Dangereux : Toutes les prises en charge non
coordonnées.
Toutes les prises en charge qui relèvent plus ou moins clairement
de sectarisme et d'idéologie : « Seule, ma méthode est
bonne et toutes les autres sont diaboliques ».
Les modélisations où l'on
continue à considérer l'autisme comme étant centralement le résultat d'un
dysfonctionnement relationnel, dans l'acceptation très large du terme.
Un superbe livre de
référence : Michel Lemay, l’autisme aujourd’hui, Paris, Odile Jacob, 2004.
[1] Psychiatre
infanto-juvénile, docteur en psychologie, professeur ordinaire à la Faculté de
Médecine de l’Université Catholique de Louvain, directeur de l’Unité de
Pédopsychiatrie des Cliniques Universitaires Saint-Luc, conseiller scientifique
du centre psychothérapeutique Charles-Albert Frère. Courriel : jean-yves.hayez@pscl.ucl.ac.be. Site :
www.jeanyveshayez.net
[2] Psychiatre infanto-juvénile, directrice médicale du centre
multidisciplinaire de référence « Autisme et TED » des cliniques
universitaires Saint-Luc.
[3] Psychologue clinicien, co-directeur du centre multidisciplinaire
de référence « Autisme et TED » des cliniques universitaires
Saint-Luc.
[4] Dans certains cas néanmoins,
l’autisme est associé à un retard mental et à diverses maladies du cerveau déjà
bien repérées.
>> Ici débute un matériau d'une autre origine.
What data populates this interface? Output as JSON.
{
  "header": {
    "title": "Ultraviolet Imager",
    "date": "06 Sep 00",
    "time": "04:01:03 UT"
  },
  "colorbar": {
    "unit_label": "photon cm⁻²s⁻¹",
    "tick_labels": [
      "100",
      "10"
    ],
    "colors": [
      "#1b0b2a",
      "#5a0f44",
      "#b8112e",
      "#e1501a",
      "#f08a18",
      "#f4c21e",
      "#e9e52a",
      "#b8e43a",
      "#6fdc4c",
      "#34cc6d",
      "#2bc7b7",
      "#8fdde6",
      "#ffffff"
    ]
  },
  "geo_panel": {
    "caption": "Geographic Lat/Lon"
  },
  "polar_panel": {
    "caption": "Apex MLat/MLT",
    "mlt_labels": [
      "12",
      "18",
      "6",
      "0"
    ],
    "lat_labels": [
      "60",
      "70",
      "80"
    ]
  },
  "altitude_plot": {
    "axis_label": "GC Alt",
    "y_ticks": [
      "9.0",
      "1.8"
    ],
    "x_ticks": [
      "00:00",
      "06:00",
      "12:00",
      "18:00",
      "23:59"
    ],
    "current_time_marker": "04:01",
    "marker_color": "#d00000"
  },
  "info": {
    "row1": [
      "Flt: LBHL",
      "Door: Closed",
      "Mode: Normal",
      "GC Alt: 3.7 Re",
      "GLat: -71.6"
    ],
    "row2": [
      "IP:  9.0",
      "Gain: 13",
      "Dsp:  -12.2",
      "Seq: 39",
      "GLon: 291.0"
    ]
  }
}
On parle alors « d’autisme symptomatique ».
[5] Hétérogène ? On entend par là que, même si les
manifestations cliniques se ressemblent passablement, le jeu combinatoire des
causes, lui, est sans doute assez variable d’un cas à l’autre.
[6] L’héritabilité de l’autisme chez les jumeaux
homozygotes est de 90 %. La prévalence est de quatre garçons pour une fille.
[7] Mais, redisons-le, ceci n’est que le résumé d'un chapitre
que l'on gagne à lire dans tous ses détails.